Reflecting that concern, Warsaw is clearly angry that one of the flagship projects in its drive for greater energy security has been scuppered by a state-controlled company. Opole was even name-checked as one of eight key projects by Prime Minister Donald Tusk in an October policy speech.
However, the pressure on Poland's state companies balance sheets is building, as the government's drive for huge investment in energy security builds. That has seen a series of projects mothballed recently. Energa suspended the Ostroleka power plant project last year and is waiting for partners to help it finance the investment. Tauron insists it will push forward with PLN5.41bn expansion of its Jaworzno plant, but is expected to cancel the 850MW gas-fired power plant project Blachownia, with Erste analysts anticipating the companies investment programme to peak in 2014 at PLN5bn.
In particular, PGE has complained over requirements that it lend its shoulder to the shale gas hunt after international investors lost their enthusiasm last year. That demand has helped delay the already long-winded project to build the country's first nuclear plant, which is led by PGE.

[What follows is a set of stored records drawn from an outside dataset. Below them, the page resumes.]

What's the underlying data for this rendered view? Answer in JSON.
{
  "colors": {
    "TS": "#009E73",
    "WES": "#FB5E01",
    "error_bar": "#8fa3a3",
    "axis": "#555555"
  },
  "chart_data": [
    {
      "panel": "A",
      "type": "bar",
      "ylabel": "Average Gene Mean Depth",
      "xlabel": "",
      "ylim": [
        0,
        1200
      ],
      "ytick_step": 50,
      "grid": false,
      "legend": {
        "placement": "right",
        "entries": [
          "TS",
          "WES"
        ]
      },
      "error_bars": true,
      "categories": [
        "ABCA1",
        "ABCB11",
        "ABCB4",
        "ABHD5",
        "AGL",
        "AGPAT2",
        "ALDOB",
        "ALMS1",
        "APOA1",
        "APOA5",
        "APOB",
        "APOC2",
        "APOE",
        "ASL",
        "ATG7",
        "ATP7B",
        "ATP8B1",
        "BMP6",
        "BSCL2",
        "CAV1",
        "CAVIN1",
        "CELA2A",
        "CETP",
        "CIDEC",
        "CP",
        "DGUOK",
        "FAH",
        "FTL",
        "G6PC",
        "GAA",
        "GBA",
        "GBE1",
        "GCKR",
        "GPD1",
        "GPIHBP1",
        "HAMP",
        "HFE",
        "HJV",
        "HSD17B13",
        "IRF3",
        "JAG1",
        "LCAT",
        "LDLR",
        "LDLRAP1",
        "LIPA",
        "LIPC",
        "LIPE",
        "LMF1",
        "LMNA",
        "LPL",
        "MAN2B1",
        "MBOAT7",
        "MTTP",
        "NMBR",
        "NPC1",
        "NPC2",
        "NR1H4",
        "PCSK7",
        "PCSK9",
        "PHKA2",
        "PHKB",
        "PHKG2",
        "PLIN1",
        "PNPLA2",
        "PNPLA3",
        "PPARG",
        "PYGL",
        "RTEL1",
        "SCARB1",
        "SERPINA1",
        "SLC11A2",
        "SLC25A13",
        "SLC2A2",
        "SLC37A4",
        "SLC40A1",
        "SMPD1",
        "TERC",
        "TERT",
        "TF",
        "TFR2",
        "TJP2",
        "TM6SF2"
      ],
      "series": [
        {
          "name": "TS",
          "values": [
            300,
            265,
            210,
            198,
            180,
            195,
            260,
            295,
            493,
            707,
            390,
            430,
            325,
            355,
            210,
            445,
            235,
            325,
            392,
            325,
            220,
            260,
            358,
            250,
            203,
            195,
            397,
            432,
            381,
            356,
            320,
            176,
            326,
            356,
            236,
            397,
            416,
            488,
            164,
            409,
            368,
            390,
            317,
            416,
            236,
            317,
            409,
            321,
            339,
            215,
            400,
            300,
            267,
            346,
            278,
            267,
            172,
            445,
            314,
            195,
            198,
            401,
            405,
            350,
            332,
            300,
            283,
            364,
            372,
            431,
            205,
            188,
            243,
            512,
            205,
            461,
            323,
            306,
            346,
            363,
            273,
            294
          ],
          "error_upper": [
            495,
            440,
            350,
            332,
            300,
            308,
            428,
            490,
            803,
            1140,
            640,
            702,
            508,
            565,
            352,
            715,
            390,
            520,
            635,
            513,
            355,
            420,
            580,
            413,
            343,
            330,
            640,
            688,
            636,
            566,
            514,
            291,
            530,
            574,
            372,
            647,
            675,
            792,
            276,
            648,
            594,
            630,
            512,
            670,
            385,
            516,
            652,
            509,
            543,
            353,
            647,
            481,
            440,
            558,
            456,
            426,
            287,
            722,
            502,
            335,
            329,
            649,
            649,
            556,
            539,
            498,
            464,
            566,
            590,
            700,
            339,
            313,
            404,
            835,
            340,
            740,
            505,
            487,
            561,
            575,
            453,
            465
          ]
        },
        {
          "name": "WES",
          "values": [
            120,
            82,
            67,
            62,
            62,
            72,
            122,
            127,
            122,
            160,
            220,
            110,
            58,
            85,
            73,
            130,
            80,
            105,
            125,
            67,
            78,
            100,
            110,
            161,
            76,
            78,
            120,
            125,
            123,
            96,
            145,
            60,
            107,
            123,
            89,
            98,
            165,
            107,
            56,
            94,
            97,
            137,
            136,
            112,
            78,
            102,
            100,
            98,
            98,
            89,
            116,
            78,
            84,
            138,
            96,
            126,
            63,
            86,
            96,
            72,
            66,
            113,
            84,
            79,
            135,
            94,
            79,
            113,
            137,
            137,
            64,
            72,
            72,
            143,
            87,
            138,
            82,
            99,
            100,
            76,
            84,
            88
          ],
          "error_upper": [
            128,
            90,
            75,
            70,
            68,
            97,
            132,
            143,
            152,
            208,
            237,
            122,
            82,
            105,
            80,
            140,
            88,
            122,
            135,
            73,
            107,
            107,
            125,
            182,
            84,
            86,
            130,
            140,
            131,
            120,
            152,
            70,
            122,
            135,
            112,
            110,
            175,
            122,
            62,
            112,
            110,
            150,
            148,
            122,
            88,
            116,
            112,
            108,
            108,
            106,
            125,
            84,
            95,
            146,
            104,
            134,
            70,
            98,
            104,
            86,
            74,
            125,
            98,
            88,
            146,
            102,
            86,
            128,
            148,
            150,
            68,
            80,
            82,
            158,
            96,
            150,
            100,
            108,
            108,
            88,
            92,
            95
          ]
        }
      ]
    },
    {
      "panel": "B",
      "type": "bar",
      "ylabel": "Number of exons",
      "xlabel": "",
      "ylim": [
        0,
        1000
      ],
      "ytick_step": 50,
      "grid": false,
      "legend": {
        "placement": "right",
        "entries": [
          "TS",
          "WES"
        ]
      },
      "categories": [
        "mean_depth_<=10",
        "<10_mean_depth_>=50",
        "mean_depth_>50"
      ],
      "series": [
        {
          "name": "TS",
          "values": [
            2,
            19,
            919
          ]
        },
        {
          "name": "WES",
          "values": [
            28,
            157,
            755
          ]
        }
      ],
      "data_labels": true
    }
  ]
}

The company announced on April 17 that it has opened talks with new potential partners, after failing to seal an investment agreement on building the 3GW facility with state-controlled utilities Tauron and Enea, as well as copper miner KGHM. The problems on that project saw the PM step in on April 2, when he directly contradicted the treasury by pledging state support, possibly including financing.
However, the treasury, which controls state assets, is clearly not happy. Tamborski said that the ministry expects PGE's Turow lignite-fired project, which was also scrapped after bids to build it were almost twice as high as the budget, will be continued, adding that the country's state-controlled utilities need to take into account "dramatic" changes on the domestic electricity market while making decisions on new investments.
The official added that Polskie Inwestycje Rozwojowe, the government-backed fund set up this year in a bid to boost infrastructure investment, may help finance the Opole project.